La giornata era soleggiata e tutto il marasma della Cerimonia del Giuramento era andato man mano a disperdersi riprendendo ogni cosa col proprio ritmo senza alcun disordine.

Nahuel, a sua volta, era tornato sui propri passi avviandosi verso il verdeggiante e rigoglioso giardino del Palazzo della Luce, toccava a lui -insieme ad altri maestri- prendersi cura delle piante e dei fiori nel palazzo della Madre e da sempre lui adorava occuparsi di quelle delicate creature dai mille colori, dalle intense fragranze, non a caso era diventato maestro nelle arti della cura della flora. E come ogni volta che varcava la soglia per i giardini si sentì invadere il petto da una strana sensazione, come se qualcosa di leggero ed al contempo pesante albergasse dentro di sé. A volte si diceva che le piante gli davano modo di parlare troppo spesso con se stesso e che alla fine ne era felice ma non completamente soddisfatto, in altre occasioni preferiva evitare di pensare a qualsiasi cosa potesse dargli irritazione o noia.

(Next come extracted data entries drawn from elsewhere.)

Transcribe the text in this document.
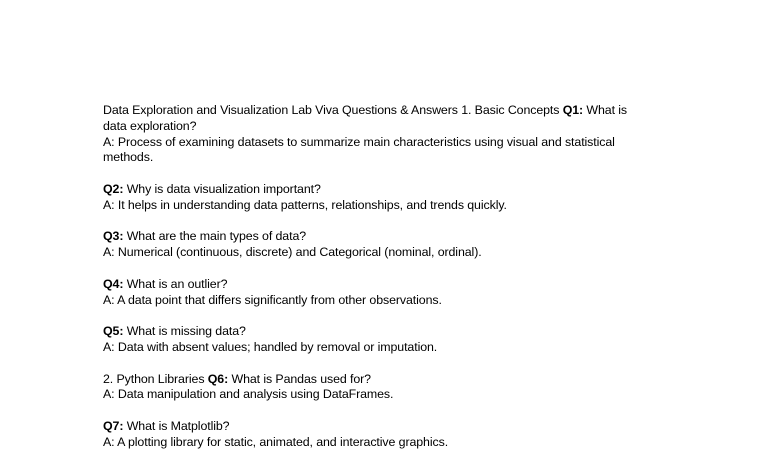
Data Exploration and Visualization Lab Viva Questions & Answers 1. Basic Concepts Q1: What is
data exploration?
A: Process of examining datasets to summarize main characteristics using visual and statistical
methods.
Q2: Why is data visualization important?
A: It helps in understanding data patterns, relationships, and trends quickly.
Q3: What are the main types of data?
A: Numerical (continuous, discrete) and Categorical (nominal, ordinal).
Q4: What is an outlier?
A: A data point that differs significantly from other observations.
Q5: What is missing data?
A: Data with absent values; handled by removal or imputation.
2. Python Libraries Q6: What is Pandas used for?
A: Data manipulation and analysis using DataFrames.
Q7: What is Matplotlib?
A: A plotting library for static, animated, and interactive graphics.
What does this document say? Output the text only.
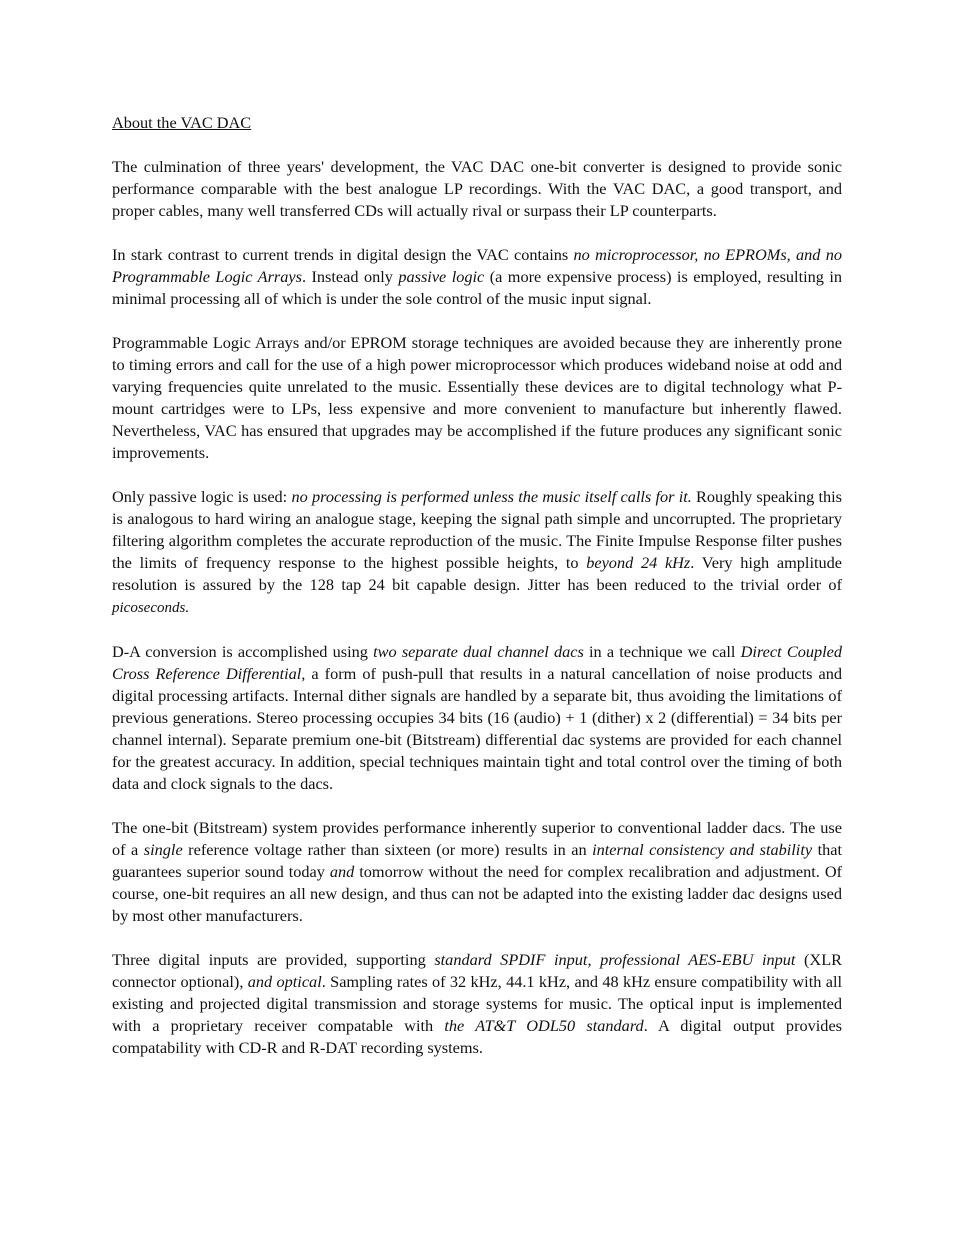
About the VAC DAC

The culmination of three years' development, the VAC DAC one-bit converter is designed to provide sonic performance comparable with the best analogue LP recordings. With the VAC DAC, a good transport, and proper cables, many well transferred CDs will actually rival or surpass their LP counterparts.

In stark contrast to current trends in digital design the VAC contains no microprocessor, no EPROMs, and no Programmable Logic Arrays. Instead only passive logic (a more expensive process) is employed, resulting in minimal processing all of which is under the sole control of the music input signal.

Programmable Logic Arrays and/or EPROM storage techniques are avoided because they are inherently prone to timing errors and call for the use of a high power microprocessor which produces wideband noise at odd and varying frequencies quite unrelated to the music. Essentially these devices are to digital technology what P-mount cartridges were to LPs, less expensive and more convenient to manufacture but inherently flawed. Nevertheless, VAC has ensured that upgrades may be accomplished if the future produces any significant sonic improvements.

Only passive logic is used: no processing is performed unless the music itself calls for it. Roughly speaking this is analogous to hard wiring an analogue stage, keeping the signal path simple and uncorrupted. The proprietary filtering algorithm completes the accurate reproduction of the music. The Finite Impulse Response filter pushes the limits of frequency response to the highest possible heights, to beyond 24 kHz. Very high amplitude resolution is assured by the 128 tap 24 bit capable design. Jitter has been reduced to the trivial order of picoseconds.

D-A conversion is accomplished using two separate dual channel dacs in a technique we call Direct Coupled Cross Reference Differential, a form of push-pull that results in a natural cancellation of noise products and digital processing artifacts. Internal dither signals are handled by a separate bit, thus avoiding the limitations of previous generations. Stereo processing occupies 34 bits (16 (audio) + 1 (dither) x 2 (differential) = 34 bits per channel internal). Separate premium one-bit (Bitstream) differential dac systems are provided for each channel for the greatest accuracy. In addition, special techniques maintain tight and total control over the timing of both data and clock signals to the dacs.

The one-bit (Bitstream) system provides performance inherently superior to conventional ladder dacs. The use of a single reference voltage rather than sixteen (or more) results in an internal consistency and stability that guarantees superior sound today and tomorrow without the need for complex recalibration and adjustment. Of course, one-bit requires an all new design, and thus can not be adapted into the existing ladder dac designs used by most other manufacturers.

Three digital inputs are provided, supporting standard SPDIF input, professional AES-EBU input (XLR connector optional), and optical. Sampling rates of 32 kHz, 44.1 kHz, and 48 kHz ensure compatibility with all existing and projected digital transmission and storage systems for music. The optical input is implemented with a proprietary receiver compatable with the AT&T ODL50 standard. A digital output provides compatability with CD-R and R-DAT recording systems.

Negli ultimi sei anni il suo carattere aveva assunto una sfumatura più scura, più grave ma come poteva essere biasimato?

Con un sospiro si mise accovacciato davanti alle piccole piantine che aveva innestato qualche giorno prima e ne osservò la crescita, parevano essere sane sebbene il terreno non era ricco di sali come si sarebbe aspettato. Allungò una mano sfiorando un piccolo e fragile bocciolo di un iris e sospirò per poi cominciare il proprio lavoro, guardare quel fiore gli portava irrimediabilmente alla memoria troppi ricordi.

Gli iris erano i fiori preferiti della Madre ma erano anche delicati e profumati come Arleen.

 

Molte volte risultava difficile non poter pensare al passato, troppo spesso si finiva col tuffarcisi anima e corpo cominciando a respirare vecchi sussurri e vecchi sospiri per potersi sentire ancora parte di quello che ormai è andato perduto.

Alla Culla funzionavano così quelle cose, quei ricordi e quei dolori venivano come cancellati per anni in modo da lasciare che la mente si distraesse e non generasse troppo dolore in chi subiva una perdita, era un metodo crudele o drastico ma era sempre stato così, i sette anni del silenzio venivano sempre rispettati ma non sempre, Nahuel si concedeva di tanto in tanto un pensiero per la sua sposa mentre restava solo nella discreta e soave compagnia dei fiori che doveva accudire. Solamente gli iris conoscevano i segreti dei suoi ricordi e solamente loro erano i testimoni ed i complici dei suoi momenti di riflessione.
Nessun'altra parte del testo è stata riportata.